§ Mr. W. THORNE
asked the Postmaster-General the total amount of deposits placed to the credit of telephone subscribers; and for what purpose the interest accruing from such deposits is being used?
§ Viscount WOLMER
The amount standing in the books as subscribers' deposits at 30th September last was about £2,500,000. It forms in the first instance part of the general balances of the Post Office out of which, after providing the necessary working balance, weekly payments are made to the Exchequer on account of Post Office revenue earned and in hand.
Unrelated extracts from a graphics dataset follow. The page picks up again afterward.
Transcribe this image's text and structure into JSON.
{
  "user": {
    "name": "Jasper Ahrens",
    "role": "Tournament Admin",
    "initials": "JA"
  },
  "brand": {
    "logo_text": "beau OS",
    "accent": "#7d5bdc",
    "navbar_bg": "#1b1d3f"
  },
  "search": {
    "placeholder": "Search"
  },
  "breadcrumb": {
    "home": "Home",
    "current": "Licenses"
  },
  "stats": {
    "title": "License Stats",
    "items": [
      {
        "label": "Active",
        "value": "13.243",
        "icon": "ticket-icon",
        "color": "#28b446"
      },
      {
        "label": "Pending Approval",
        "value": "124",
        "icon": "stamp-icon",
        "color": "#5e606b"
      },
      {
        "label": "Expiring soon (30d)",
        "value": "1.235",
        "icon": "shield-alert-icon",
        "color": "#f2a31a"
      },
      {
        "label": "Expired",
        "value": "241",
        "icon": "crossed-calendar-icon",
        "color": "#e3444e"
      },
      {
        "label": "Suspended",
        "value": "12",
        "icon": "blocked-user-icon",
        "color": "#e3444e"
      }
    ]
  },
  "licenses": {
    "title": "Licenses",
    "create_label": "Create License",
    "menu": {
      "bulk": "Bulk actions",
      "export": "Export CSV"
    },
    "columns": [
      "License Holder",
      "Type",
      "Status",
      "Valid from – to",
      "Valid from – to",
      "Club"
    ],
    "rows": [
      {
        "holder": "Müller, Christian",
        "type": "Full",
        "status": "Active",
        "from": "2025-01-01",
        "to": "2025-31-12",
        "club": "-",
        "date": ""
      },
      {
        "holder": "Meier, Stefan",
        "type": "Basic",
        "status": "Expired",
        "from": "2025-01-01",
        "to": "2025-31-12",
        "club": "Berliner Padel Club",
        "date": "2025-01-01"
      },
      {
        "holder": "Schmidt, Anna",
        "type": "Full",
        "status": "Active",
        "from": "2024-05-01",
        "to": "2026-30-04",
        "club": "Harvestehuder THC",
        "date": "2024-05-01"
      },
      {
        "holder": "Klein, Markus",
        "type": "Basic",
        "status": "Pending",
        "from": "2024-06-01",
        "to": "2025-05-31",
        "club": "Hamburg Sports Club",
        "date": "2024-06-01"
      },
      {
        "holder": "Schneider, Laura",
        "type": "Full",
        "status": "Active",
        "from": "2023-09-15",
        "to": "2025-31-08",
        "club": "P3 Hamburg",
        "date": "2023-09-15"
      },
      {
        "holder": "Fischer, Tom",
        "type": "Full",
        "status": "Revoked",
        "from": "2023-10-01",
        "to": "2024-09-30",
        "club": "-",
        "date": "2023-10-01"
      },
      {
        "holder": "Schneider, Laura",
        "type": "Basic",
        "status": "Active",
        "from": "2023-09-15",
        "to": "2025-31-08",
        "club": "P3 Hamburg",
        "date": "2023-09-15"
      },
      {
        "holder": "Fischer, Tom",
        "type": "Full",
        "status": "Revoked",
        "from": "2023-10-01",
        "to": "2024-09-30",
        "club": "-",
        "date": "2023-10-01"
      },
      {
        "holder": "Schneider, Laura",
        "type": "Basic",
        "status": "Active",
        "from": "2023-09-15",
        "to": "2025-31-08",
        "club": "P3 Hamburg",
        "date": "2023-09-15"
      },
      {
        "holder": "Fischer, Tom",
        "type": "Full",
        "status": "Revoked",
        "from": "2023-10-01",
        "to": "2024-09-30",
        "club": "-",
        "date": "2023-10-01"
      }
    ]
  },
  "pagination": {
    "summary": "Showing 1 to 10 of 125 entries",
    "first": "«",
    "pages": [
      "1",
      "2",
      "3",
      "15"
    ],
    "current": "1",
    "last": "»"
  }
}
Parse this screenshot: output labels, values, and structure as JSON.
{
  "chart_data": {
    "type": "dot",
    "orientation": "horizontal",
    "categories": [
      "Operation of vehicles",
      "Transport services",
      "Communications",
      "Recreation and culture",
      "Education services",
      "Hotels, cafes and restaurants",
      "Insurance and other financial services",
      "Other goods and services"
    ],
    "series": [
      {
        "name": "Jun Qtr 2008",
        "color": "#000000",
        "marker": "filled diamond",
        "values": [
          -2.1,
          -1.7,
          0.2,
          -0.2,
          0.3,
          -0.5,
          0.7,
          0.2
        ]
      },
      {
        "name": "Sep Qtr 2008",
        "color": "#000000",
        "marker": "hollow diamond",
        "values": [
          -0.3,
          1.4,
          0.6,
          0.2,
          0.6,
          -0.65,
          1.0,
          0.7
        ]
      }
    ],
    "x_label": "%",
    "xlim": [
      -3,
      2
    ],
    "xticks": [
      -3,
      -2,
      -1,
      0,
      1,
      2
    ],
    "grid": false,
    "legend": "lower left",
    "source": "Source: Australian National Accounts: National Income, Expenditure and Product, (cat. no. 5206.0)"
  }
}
As accounts for telephone call fees (trunk and local) are rendered at a considerable interval after the services have been performed, it follows that the amounts in question, although standing in the books as deposits, are in fact as a1944W general rule more than balanced by the accrued liabilities of subscribers for which accounts have not yet been rendered.
§ Sir R. THOMAS
asked the Postmaster-General what is the number of telephone subscribers in the London area whose names and addresses are omitted by request from the telephone directory; and whether, in view of the extra trouble and inconvenience which they cause to the Department, but for which they do not pay, he will consider making consent to the publication of the subscriber's name and address a condition of having a telephone installed?
§ Viscount WOLMER
About 9,000 subscribers in the London area have asked that their names shall not appear in the telephone directory. I do not think it would be desirable to impose the condition referred to in the latter part of the question. Subscribers concerned have been approached with a view to obtaining their consent to the insertion of their names in the telephone directory, and if this appeal meets with little success the taking of other measures will be considered.